Rajendra Patel (born 20 August 1958) is a Gujarati language poet, short story writer and critic from Gujarat, India. He has served as Vice President of Gujarati Sahitya Parishad since 2014. His significant works include Jueeni Sugandha (2003; collection of short stories), Shri Purant Janse (2009; collection of poems) and Avagat (2014; collection of criticism). Gujarat Sahitya Akademi awarded him three times for his poems, short stories and criticism. His book Jueeni Sugandh was translated by Navneet Thakkar in Hindi as Juhi Ki Mahak (2007). He also served in the editorial team of Shabdasrishti, a monthly magazine published by Gujarat Sahitya Akademi.

== Early life ==
Patel was born on 20 August 1958 in the Naroda area of Ahmedabad, Gujarat; to Bhogilal and Lakshmibahen. He took his schooling from Diwan Ballubhai School, which is near Kankaria, from 1968 to 1974. He received his Bachelor of Science from Bhavans College, Ahmedabad in 1978 in the Chemistry subject. He received his Master of Science in Organic Chemistry from the School of Science at Gujarat University in 1980.
 He married in 1984 and has two daughters.

== Career ==
He started to write in 1974 and was published for first time in Vishwamanav, a Gujarati language magazine. Subsequently, his poems were published in other literary magazines including Parab, Kumar, Kavilok, Kavita, Etad and Navneet Samarpan.

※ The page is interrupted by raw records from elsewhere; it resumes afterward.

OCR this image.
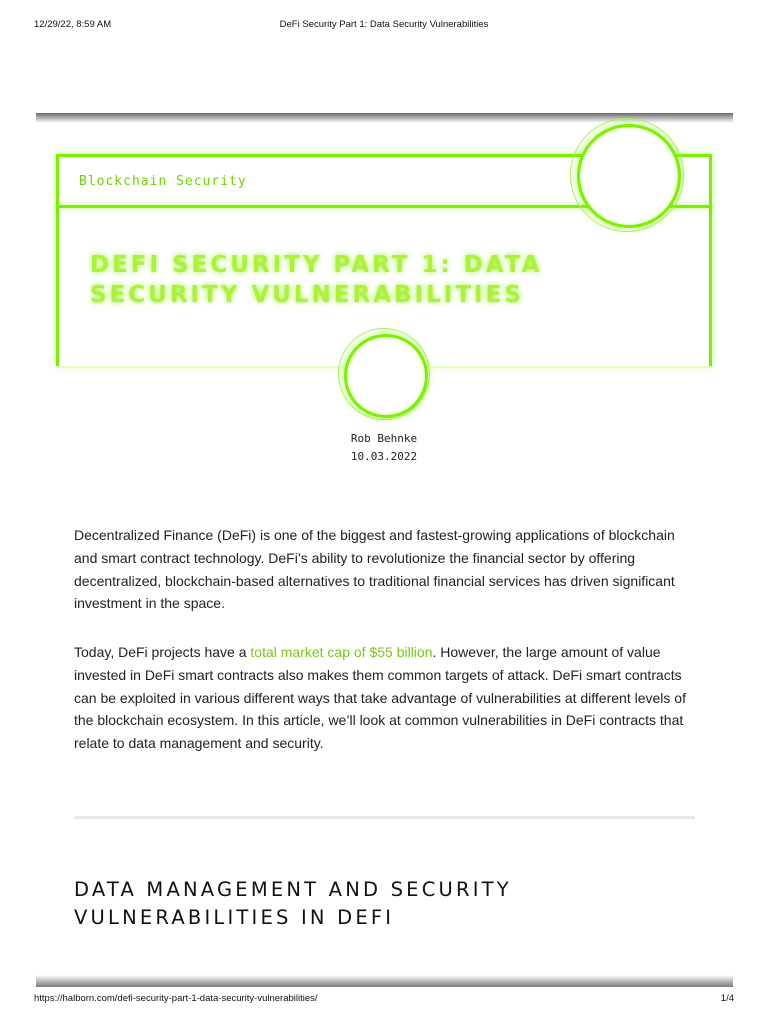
12/29/22, 8:59 AM	DeFi Security Part 1: Data Security Vulnerabilities
Blockchain Security
DEFI SECURITY PART 1: DATA SECURITY VULNERABILITIES
Rob Behnke
10.03.2022

Decentralized Finance (DeFi) is one of the biggest and fastest-growing applications of blockchain and smart contract technology. DeFi’s ability to revolutionize the financial sector by offering decentralized, blockchain-based alternatives to traditional financial services has driven significant investment in the space.

Today, DeFi projects have a total market cap of $55 billion. However, the large amount of value invested in DeFi smart contracts also makes them common targets of attack. DeFi smart contracts can be exploited in various different ways that take advantage of vulnerabilities at different levels of the blockchain ecosystem. In this article, we’ll look at common vulnerabilities in DeFi contracts that relate to data management and security.

DATA MANAGEMENT AND SECURITY VULNERABILITIES IN DEFI
https://halborn.com/defi-security-part-1-data-security-vulnerabilities/	1/4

He served as a treasurer of Gujarati Sahitya Parishad, Ahmedabad from 2006 to 2009; as a member of the Advisory Board of Gujarati language at Sahitya Akademi, New Delhi from 2009 to 2012; as a joint secretary of Vanche Gujarat Abhiyan, Gandhinagar from 2010 to 2011; as a secretary of Gujarati Sahitya Parishad from 2010 to 2013; and was serving as a Vice President of Gujarati Sahitya Parishad from 2014 to 2020. At present he is a trustee of Matrubhasha Abhiyan, Director of Anuvad Pratishthan and core team member of the Gujarat Literature Festival in Ahmedabad. He is also running a pharmaceutical company.

== Works ==
=== Poem collections ===
- Koshma Suryodaya (2004)
- Shree Purant Janse (2009)
- Kabutar, Patang ane Darpan (2012)
- Ek Shodhaparva (2013)
- Bapujini Chhatri (2014)
- Vastuparva (2016)
- Chandostav (2021)
- Vasiyatnamu (2021)

=== Short story collections ===
- Jueeni Sugandha (2003)
- Adhuri Shodh (2009)
- Akbandh Aakash (2011)

===Essay Collection===
- Baari Pase... (2021)

=== Literary criticism ===
- Avagahan (2010)
- Avagat (2014)
- Morito Chahi Na Ami (2015, Sri Aurobindo and Rabindranath Tagore's poetry).
- Videshi Kavyvishesh (2021)
- Ravindrasahitya Vishesh (2021)
- Pankhi na Jane (2021)
- Fal ane Falshruti (2021)

===Editing===
- Bhogilal Gandhi Janmashatabdi Grantha (2011; birth centenary volume on Bhogilal Gandhi)

== Recognition ==
He received prizes from Gujarat Sahitya Akademi for his short story collection Jueeni Sugandh in 2004, for his poetry collection Shree Purant Janse in 2009 and for his criticism book "Avagat" in 2014.